Friday, November 24, 2006

Perfect Vegan Pecan Pie, Part 2: Pie Filling


Christina’s Perfect Vegan Pecan Pie
Christina Terriquez

Yield: One 9-inch pie
Baking time: 50-65 minutes

1 9-inch organic partially baked pie crust
1/4 cup organic unsweetened soymilk
½ cup organic silken or soft tofu
3/4 cup organic steamed or nishimi-style cooked Kabocha (HokaiddoPumpkin) squash
4 teaspoons organic safflower oil
1 ½ cups organic rice syrup, Lundberg Farms Organic recommended
1 pinch of SI sea salt
1 teaspoon organic vanilla extract
1 cup organic pecans toasted and finely chopped, plus
1-1 ½ cups organic whole toasted pecans for topping

1. Preheat oven to 350º.

2. Blend soymilk, tofu and squash until smooth using an immersion blender.

3. Boil safflower oil, rice syrup, and sea salt on medium heat until foamy (about 3-5 minutes).

4. Reserve 1/3 cup of rice syrup mixture.

5. Blend rice syrup mixture and squash mixture together.

6. Add chopped pecans and stir to incorporate.

7. Pour mixture into prepared, baked pie crust.

8. Arrange whole pecans on top of pie.


9. Gently use reserved rice syrup to glaze the pecans.

10. Bake pie for 55-85 minutes, until top is bubbly and pie is very aromatic.


11. Let pie cool thoroughly, about two hours or overnight. Enjoy!


Notes:

Kabocha squash is really the best squash for this recipe since it is sweet and slightly dry but super creamy. I buy organic kabochas, seed and cut off any woody parts of the skin, but leave green skin on for the gorgeous color contrast. The skin melts in your mouth. If you are unable to find kabocha, you can substitute butternut or acorn, but please try kabochas if you ever find any, they are unbelievably good simply steamed with a pinch of sea salt. Canned pumpkin can also be substituted.

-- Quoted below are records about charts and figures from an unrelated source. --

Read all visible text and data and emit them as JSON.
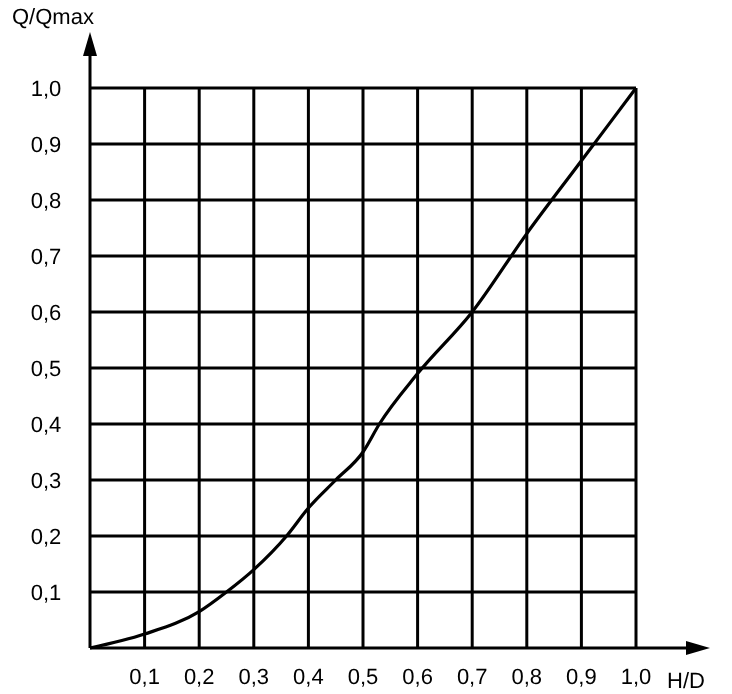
{
  "chart_data": {
    "type": "line",
    "xlabel": "H/D",
    "ylabel": "Q/Qmax",
    "x": [
      0,
      0.1,
      0.2,
      0.25,
      0.3,
      0.36,
      0.4,
      0.45,
      0.5,
      0.53,
      0.6,
      0.7,
      0.8,
      0.9,
      1.0
    ],
    "series": [
      {
        "color": "#000000",
        "values": [
          0,
          0.025,
          0.065,
          0.1,
          0.14,
          0.2,
          0.25,
          0.3,
          0.35,
          0.4,
          0.49,
          0.6,
          0.74,
          0.87,
          1.0
        ]
      }
    ],
    "xlim": [
      0,
      1
    ],
    "ylim": [
      0,
      1
    ],
    "xticks": [
      {
        "value": 0.1,
        "label": "0,1"
      },
      {
        "value": 0.2,
        "label": "0,2"
      },
      {
        "value": 0.3,
        "label": "0,3"
      },
      {
        "value": 0.4,
        "label": "0,4"
      },
      {
        "value": 0.5,
        "label": "0,5"
      },
      {
        "value": 0.6,
        "label": "0,6"
      },
      {
        "value": 0.7,
        "label": "0,7"
      },
      {
        "value": 0.8,
        "label": "0,8"
      },
      {
        "value": 0.9,
        "label": "0,9"
      },
      {
        "value": 1.0,
        "label": "1,0"
      }
    ],
    "yticks": [
      {
        "value": 0.1,
        "label": "0,1"
      },
      {
        "value": 0.2,
        "label": "0,2"
      },
      {
        "value": 0.3,
        "label": "0,3"
      },
      {
        "value": 0.4,
        "label": "0,4"
      },
      {
        "value": 0.5,
        "label": "0,5"
      },
      {
        "value": 0.6,
        "label": "0,6"
      },
      {
        "value": 0.7,
        "label": "0,7"
      },
      {
        "value": 0.8,
        "label": "0,8"
      },
      {
        "value": 0.9,
        "label": "0,9"
      },
      {
        "value": 1.0,
        "label": "1,0"
      }
    ],
    "grid": true,
    "marker": "none",
    "line_style": "solid"
  }
}
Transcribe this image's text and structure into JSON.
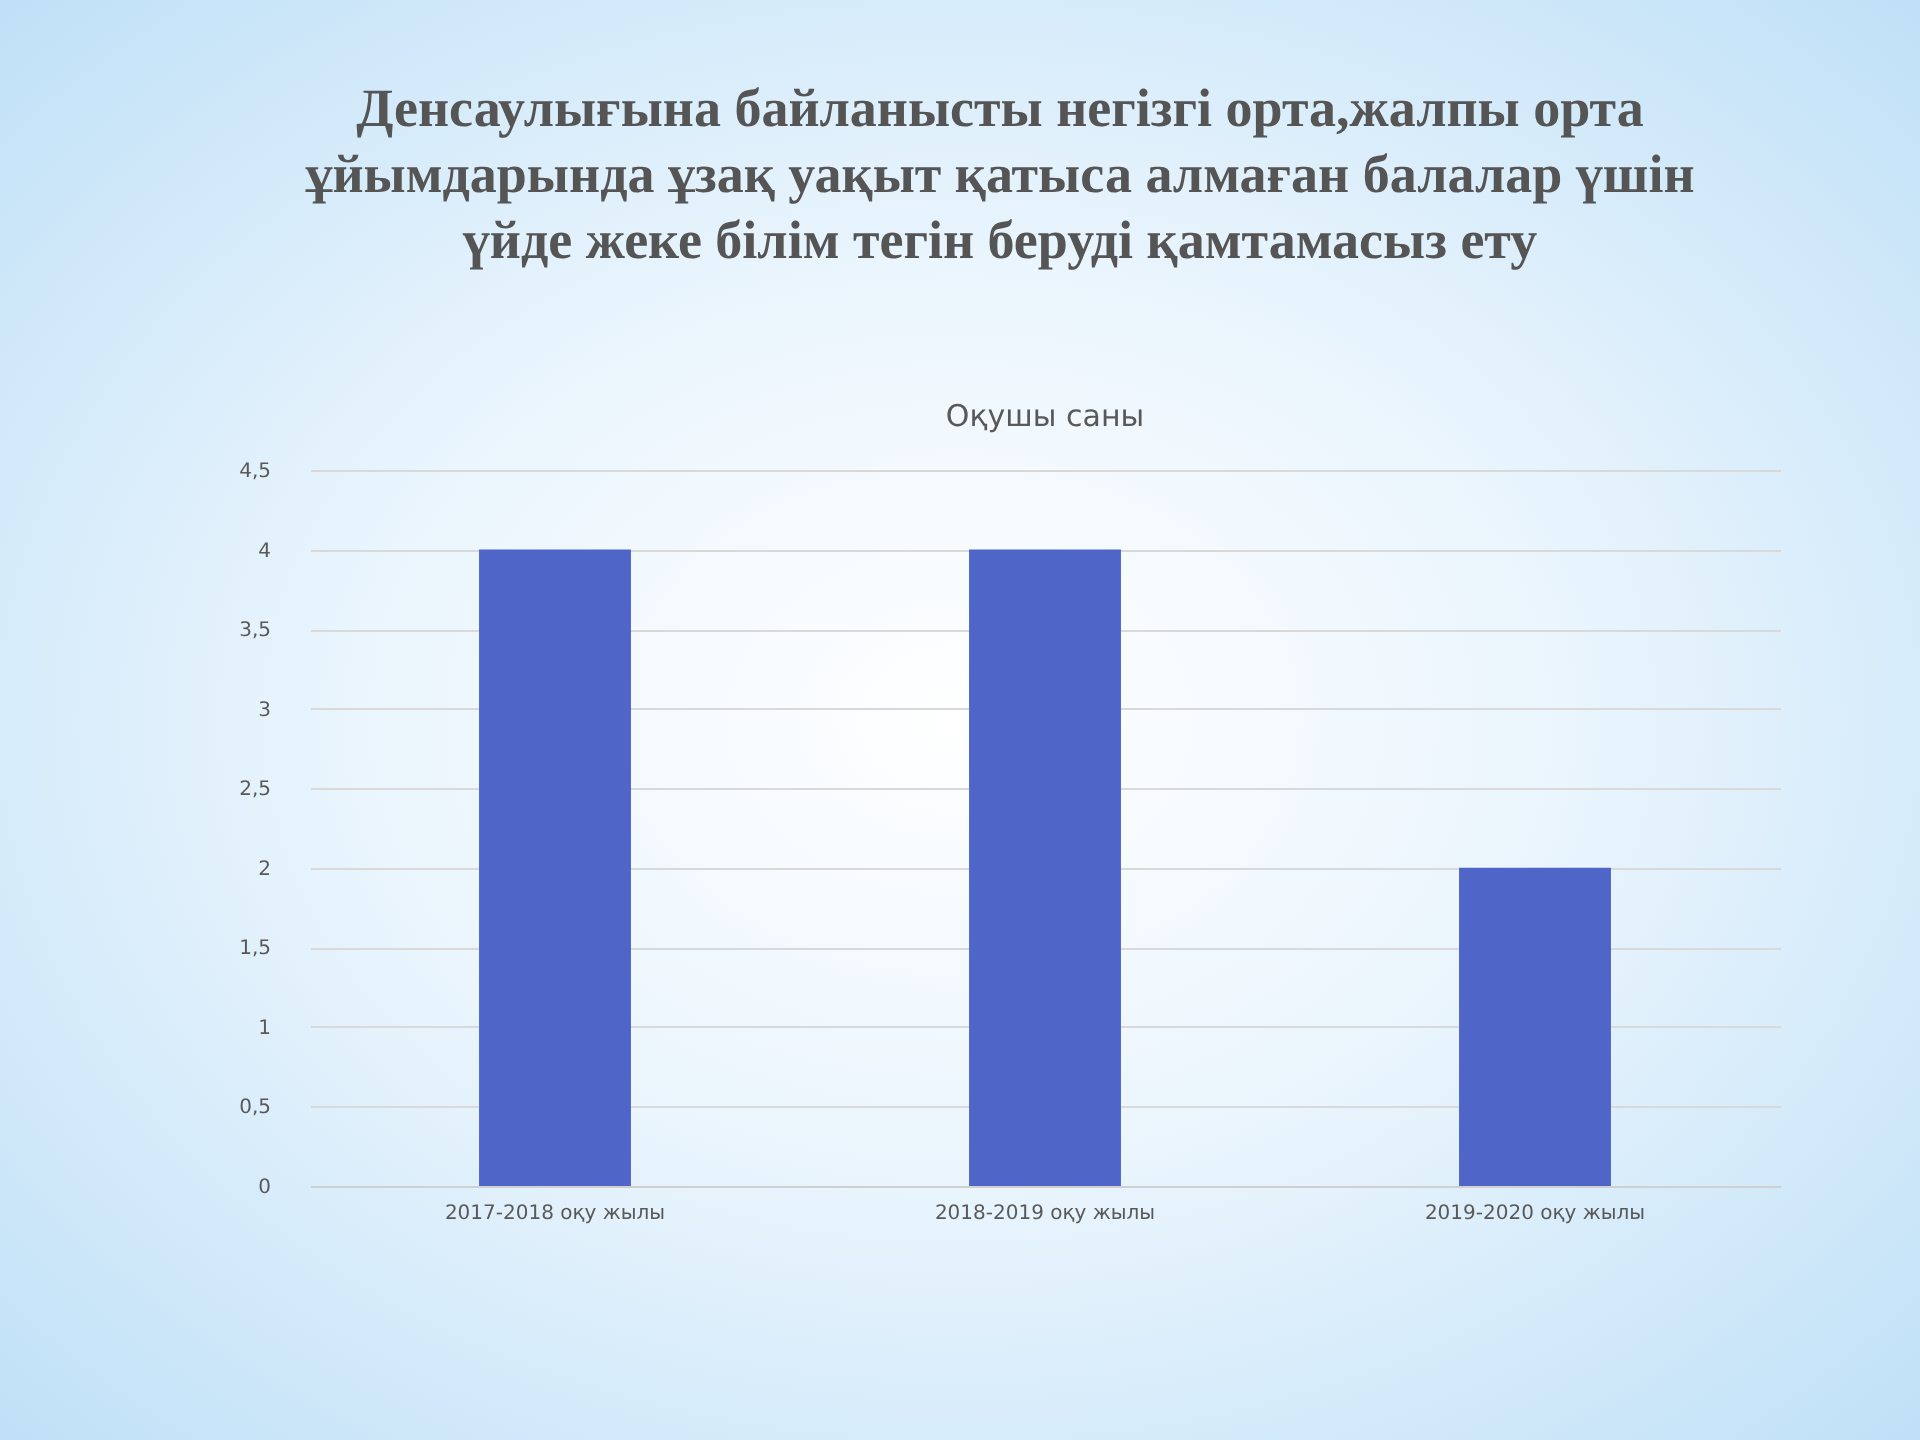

Traditional pecan pies are mostly eggs and dark karo syrup. In my adaptation, I've cut the amount of syrup down a bit, and taken out the eggs altogether. I always found pecan pie to be a bit too sweet for me. The squash and soy make up for the egg's absence and add a creamy richness. If you'll notice in the pictures, the glazing step makes all the difference in making this pie look like a pecan pie, and it also adds a nice crunch to the pecans.

1 comment:

Anonymous said...

I made this pie many times during the holidays last year. Although I must confess that it's really hard to not eat the batter once you've licked the spoon the first time.